Bir yıldır bu topraklarda Kürd Meselesi’nde kızılca kıyamet kopuyor. Savaş nitelik değiştirdi. En büyük tehlike ve vahim olanı ise savaşın toplumun tarafından kanıksamaya başlanmasıdır. Dahası iktidar çevresi ve onun bu konudaki ortakları milliyetçi, ulusalcı milli ortakları savaşla yaşamaya alışılmasını öğütlüyorlar, sabah akşam ‘savaşa teslim olun’ çağrısı yapıyorlar.
Açık konuşmak gerek, bu savaşın ulusal veya uluslararası hukukta hiçbir karşılığı, meşruiyeti yok. Hukuki, siyasi, ahlaki, dini hiçbir değere bağlı bir savaş yürütülmüyor. ‘Her yol mübah’ anlayışıyla sürdürülen savaşın yarattığı sorunlar, tedavisi çok zor toplumsal yaralar açıyor.

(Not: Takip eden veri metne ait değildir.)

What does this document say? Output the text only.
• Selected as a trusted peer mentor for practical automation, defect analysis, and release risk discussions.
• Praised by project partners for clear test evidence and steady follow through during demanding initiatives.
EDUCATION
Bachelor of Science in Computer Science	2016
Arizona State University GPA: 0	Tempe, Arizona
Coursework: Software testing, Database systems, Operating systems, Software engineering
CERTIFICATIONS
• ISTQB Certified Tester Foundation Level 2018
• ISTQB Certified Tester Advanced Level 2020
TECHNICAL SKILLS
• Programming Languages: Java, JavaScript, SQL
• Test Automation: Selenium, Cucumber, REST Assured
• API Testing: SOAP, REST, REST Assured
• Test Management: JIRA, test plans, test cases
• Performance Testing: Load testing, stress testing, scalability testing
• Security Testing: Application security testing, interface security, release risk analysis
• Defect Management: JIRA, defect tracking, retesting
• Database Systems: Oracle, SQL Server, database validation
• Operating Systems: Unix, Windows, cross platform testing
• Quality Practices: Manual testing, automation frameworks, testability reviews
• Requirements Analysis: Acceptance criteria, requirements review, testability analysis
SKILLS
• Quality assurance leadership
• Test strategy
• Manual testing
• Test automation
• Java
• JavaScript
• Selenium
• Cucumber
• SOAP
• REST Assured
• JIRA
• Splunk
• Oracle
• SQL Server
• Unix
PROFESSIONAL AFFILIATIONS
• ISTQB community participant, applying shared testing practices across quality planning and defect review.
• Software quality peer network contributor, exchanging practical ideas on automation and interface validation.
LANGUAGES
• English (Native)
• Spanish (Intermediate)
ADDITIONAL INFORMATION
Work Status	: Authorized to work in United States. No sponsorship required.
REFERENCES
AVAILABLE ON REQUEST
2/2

40 yıldır süren Kürdlerle savaşın yeni döneminin nasıl ve ne zaman sona erebileceği öngörülemez bir hal aldı. Şimdi ciddi toplumsal travmalara yol açma potansiyeli taşıyan bir savaş sürdürülüyor. İnsanlar evlatlarının cenazeleriyle günlerce birlikte yaşamaya, uzuvlarını hafriyat alanlarında toplamaya mahkûm edildiler.
Ama esas olarak savaşa karşı direnç veya barış umutlarının gelişmesi, savaşa ilişkin kuralsızlığa son vermekle ve cevapsız soruların tüketilmesiyle mümkün olabilir ancak.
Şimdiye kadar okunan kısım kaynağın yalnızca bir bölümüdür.